Olho novamente a tua imagem e dentro da minha cabeça, sem querer, eu abraço-te.



Pedro Rodrigues

quinta-feira, 11 de outubro de 2018

Outubro

Outubro
ou tu e eu embrulhados
neste outono
que cai sobre os
teus ombros
desfolhados
Outubro
Ou tu brotando
um jardim de outono
cá dentro
onde tímido
a um canto
se vai escondendo
do tempo
o nosso amor


Pedro Rodrigues

segunda-feira, 8 de outubro de 2018

.

a poesia não nos salva de nada
não salvará
vai adiando o inevitável
o derradeiro impacto
com o final do abismo
a poesia é o líquido
denso que nos prolonga
a sensação da queda
nada nos salvará
o mundo um dia será pó
varrido por uma vassoura 
divina qualquer
cientistas descobriram 
que o universo afinal
não é infinito
nada se prolonga para sempre
um dia acabaremos todos 
no oblívio e ninguém se
lembrará que existiu um
tipo chamado Homero
e um herói que regressou
a casa para a sua amada
ninguém se lembrará
do varredor de ruas
que limpa sempre 
o mesmo sítio
às seis da tarde
a eternidade é
a prisão dos poetas
e de outros loucos
que não acreditam
que há uma força
mística que nos 
varrerá a todos.



Pedro Rodrigues

domingo, 30 de setembro de 2018

Poema Inútil

O que entendes tu disto
Pedro Miguel Rodrigues?
Estás a perder cabelo e 
todos sabem
ninguém conquista o mundo sem
ostentar uma farta cabeleira
olhos verdes um
sorriso de capa de revista muito
direito muito capaz de provocar
suspiros.
Ninguém conquista o mundo com
palavras.
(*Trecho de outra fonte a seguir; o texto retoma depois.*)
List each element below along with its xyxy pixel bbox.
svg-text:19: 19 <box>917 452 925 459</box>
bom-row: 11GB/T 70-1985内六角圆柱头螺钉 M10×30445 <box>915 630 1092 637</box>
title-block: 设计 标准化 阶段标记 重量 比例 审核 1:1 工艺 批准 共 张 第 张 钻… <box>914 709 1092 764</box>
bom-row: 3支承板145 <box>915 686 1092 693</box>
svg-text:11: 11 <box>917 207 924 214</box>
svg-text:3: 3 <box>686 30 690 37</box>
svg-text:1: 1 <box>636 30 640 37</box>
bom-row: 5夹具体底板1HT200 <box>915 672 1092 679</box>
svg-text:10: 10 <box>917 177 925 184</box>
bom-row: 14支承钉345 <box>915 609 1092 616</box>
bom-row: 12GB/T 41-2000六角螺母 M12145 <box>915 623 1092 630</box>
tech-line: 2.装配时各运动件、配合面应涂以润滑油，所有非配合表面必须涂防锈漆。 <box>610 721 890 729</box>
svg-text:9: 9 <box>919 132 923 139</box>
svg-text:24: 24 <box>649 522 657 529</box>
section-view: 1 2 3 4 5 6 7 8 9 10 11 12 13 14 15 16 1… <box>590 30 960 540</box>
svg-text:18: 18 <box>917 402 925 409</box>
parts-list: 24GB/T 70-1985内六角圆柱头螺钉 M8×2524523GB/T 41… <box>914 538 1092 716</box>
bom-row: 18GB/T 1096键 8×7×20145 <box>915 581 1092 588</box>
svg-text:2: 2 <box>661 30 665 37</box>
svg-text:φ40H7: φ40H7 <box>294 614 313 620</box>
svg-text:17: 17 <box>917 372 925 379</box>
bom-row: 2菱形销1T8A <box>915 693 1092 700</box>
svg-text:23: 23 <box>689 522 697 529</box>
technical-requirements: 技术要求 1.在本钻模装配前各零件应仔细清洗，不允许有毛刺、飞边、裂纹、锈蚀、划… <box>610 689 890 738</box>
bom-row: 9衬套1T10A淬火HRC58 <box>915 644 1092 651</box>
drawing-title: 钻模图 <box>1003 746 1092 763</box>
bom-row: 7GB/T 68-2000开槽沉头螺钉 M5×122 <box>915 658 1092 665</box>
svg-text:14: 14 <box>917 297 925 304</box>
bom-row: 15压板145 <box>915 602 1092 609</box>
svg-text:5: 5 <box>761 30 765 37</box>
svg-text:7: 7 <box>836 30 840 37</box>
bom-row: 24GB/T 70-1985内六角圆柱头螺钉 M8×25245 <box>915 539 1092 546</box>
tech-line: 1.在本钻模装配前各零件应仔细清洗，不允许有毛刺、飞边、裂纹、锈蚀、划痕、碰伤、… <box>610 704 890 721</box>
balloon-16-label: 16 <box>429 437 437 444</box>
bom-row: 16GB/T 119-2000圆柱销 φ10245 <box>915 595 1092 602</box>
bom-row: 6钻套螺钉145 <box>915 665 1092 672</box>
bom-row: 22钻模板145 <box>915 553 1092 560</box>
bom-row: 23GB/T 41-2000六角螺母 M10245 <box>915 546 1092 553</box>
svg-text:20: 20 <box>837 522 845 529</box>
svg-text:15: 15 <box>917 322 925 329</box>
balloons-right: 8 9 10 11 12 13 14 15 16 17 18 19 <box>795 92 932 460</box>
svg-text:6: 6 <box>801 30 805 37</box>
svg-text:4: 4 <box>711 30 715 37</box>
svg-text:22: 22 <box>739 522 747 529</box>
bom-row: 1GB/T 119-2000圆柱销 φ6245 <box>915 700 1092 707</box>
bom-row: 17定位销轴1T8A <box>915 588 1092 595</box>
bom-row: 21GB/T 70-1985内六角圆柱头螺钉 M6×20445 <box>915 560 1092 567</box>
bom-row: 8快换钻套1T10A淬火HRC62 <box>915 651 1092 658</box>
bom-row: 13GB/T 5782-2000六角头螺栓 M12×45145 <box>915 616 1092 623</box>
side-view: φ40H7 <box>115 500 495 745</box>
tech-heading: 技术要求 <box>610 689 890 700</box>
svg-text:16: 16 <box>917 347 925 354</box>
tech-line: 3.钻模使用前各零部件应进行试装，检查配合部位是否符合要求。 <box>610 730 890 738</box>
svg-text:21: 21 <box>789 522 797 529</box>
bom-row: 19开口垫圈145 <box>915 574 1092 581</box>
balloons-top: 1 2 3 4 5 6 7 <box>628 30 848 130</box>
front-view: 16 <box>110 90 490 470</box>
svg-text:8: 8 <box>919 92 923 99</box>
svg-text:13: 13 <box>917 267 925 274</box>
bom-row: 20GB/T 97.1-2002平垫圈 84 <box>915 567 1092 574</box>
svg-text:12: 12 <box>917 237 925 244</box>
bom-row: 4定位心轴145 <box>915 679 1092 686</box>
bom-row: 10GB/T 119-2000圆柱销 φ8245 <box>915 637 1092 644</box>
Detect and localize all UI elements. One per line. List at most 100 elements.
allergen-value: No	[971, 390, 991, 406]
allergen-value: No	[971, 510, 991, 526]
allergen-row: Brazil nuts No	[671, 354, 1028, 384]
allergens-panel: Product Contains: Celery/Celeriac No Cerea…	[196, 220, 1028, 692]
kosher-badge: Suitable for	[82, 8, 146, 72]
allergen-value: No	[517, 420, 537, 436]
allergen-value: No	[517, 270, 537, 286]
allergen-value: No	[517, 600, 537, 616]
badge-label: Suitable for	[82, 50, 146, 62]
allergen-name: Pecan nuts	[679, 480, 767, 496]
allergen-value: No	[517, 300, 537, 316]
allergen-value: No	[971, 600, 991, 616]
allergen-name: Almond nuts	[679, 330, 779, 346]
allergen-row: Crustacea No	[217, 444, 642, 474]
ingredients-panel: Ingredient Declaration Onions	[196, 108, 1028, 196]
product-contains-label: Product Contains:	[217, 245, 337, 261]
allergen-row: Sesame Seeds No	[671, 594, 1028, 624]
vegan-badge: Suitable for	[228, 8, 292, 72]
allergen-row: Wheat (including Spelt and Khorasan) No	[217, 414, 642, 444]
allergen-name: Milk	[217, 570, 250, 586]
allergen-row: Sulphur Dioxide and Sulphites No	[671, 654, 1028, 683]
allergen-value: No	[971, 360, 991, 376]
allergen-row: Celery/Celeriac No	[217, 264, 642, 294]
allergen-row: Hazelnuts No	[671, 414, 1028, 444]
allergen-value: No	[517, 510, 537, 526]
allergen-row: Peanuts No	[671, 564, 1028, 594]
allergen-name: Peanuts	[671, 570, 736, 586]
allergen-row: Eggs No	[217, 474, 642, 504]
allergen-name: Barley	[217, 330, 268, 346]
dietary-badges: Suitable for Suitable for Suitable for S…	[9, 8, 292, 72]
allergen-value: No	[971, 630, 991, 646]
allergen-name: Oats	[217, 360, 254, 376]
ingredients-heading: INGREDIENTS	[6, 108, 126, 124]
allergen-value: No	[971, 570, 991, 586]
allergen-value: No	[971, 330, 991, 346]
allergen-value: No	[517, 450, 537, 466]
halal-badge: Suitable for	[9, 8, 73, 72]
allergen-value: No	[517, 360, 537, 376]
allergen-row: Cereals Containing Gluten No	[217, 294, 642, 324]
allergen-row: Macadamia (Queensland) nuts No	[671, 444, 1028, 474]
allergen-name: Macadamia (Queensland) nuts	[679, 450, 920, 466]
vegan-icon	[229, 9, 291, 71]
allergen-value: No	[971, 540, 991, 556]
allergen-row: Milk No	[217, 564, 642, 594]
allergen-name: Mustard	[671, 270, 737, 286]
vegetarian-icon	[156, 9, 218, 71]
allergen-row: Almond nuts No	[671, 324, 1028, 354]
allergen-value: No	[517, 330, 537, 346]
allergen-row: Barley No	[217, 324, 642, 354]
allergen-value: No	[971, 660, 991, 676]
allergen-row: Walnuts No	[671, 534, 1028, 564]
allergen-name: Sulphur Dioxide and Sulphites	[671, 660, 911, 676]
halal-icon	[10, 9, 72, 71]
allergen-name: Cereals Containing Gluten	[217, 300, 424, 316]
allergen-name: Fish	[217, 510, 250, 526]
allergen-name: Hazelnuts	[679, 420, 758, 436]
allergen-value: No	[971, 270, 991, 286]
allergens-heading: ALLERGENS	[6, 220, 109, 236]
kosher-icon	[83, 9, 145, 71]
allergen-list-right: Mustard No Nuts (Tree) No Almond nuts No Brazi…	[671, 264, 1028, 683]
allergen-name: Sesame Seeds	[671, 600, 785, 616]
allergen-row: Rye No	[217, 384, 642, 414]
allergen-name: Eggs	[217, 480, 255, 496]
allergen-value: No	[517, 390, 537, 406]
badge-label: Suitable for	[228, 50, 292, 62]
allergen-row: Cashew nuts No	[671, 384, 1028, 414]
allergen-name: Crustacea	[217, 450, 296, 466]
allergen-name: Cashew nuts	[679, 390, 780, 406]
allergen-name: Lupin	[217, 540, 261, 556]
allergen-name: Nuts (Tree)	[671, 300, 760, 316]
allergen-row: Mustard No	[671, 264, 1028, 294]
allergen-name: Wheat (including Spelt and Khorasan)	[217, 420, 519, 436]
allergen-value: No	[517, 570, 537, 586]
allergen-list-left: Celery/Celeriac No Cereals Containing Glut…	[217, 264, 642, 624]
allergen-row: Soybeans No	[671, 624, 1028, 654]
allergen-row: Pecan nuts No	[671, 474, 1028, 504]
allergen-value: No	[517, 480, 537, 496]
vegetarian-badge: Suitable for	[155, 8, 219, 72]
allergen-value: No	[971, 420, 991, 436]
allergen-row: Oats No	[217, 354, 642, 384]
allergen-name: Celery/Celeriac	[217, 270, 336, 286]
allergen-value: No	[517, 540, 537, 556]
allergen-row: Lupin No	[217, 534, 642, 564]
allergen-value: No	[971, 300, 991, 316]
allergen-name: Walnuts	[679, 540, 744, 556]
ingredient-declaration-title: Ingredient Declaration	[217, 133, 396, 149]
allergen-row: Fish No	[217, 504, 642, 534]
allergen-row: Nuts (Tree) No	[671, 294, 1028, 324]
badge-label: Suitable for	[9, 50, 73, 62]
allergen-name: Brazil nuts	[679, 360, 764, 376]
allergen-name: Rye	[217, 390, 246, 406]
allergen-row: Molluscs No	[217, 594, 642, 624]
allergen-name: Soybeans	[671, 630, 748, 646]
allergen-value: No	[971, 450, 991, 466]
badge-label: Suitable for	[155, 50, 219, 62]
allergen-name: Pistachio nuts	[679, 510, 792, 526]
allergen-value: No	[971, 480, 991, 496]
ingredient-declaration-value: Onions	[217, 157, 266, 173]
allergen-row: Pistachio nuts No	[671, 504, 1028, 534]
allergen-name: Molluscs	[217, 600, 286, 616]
Se ficas careca estás feito
Ninguém te liga
e, no final, enforcas a tua inutilidade num poema
como este


Pedro Rodrigues



segunda-feira, 24 de setembro de 2018

Revisitando Nietzsche

A palavra amor
dita do feminino
é diferente da mesma
palavra dita no masculino
é uma palavra com duas faces
com dois corpos
e que quando repetida
com as luzes apagadas
acaba por se tornar 
apenas a mímica
silêncio
um

dois pontos
não coincidem
sem se tornarem
no mesmo ponto



Pedro Rodrigues

terça-feira, 28 de agosto de 2018

Intimidade

disseram-me que a intimidade
começava quando a roupa caía
como fruta madura sobre os lençóis
gastos por outros corpos
e, na verdade, eu acreditei nessa premissa
enquanto a olhava a tirar os brincos
enormes círculos dourados
sobre a cómoda branca do quarto
o gesto dela todo numa eternidade
lento, mudo, ausente
dizia-me que os brincos a incomodavam
e que não ajudavam em nada nessa partilha da intimidade
retirou a maquilhagem
o batom dos lábios avermelhava em pinceladas drásticas 
o lenço 
(por momentos julguei que queria também limpar os meus beijos)
depois a base
depois tudo o resto que não conheço
quando o vestido caiu no soalho
o meu corpo estremeceu
quando a lingerie foi projectada para um canto
o meu coração disparou
julguei ser nesse momento que começava a intimidade
e depois entrámos juntos nesse lugar onde tudo é sangue
onde tudo é suor, onde tudo são respirações, onde tudo
é orgasmo
no final olhei-a
já com a cabeça poisada na almofada
o sorriso lindíssimo como uma lua perolada
sem segredos  
sem maquilhagem, sem roupa
onde todos os limites podiam ter o nome de pele
onde todos os limites podiam ser depois da pele
percebi
a intimidade começa depois
a intimidade é tudo o que vem depois dessa fronteira


íntimos são aqueles que partilham mais que os seus corpos



Pedro Rodrigues

terça-feira, 21 de agosto de 2018

Sem Título

Queria que soubesses primeiro os meus defeitos e por isso comecei pela minha rinite alérgica e a minha incapacidade de manter o nariz seco durante o início da primavera e os dias de inverno, também te tentei explicar que os tremores nas minhas mãos se devem ao nervosismo de viver e que o futebol na miudagem me entortou um pouco as pernas. Com nada disso te importaste. Sorrias crente que nada disso podias mudar, mas que com isso podias tu bem. E no fim de todos os meus receios contados à tua pessoa, pediste-me que te falasse de poemas que conhecia e da anatomia do meu coração - naquele momento taquicárdico. Deve ser assim que começam as histórias de amor. 



PedRodrigues

quinta-feira, 5 de julho de 2018

O destino tem sentido de humor

abrir um velho dicionário
encontrar uma imagem de Jesus Cristo
a marcar a página, a alertar-me para 
a definição de palavras como
destrutível, destrutivo, desumanidade
desumano, desunhar, (…)
podia ser uma piada do destino
se eu acreditasse nessas coisas
(e acredito)
ir à estante, abrir um livro que deixei a meio
encontrar um postal teu de um natal passado 
a marcar a página onde fiquei
(a página onde ficámos)
a alertar-me da tua presença
a alertar-me da tua ausência
podia ser uma piada do destino
se eu acreditasse nessas coisas

e acredito



Pedro Rodrigues

terça-feira, 3 de julho de 2018

"Take the thing you love and make it your life"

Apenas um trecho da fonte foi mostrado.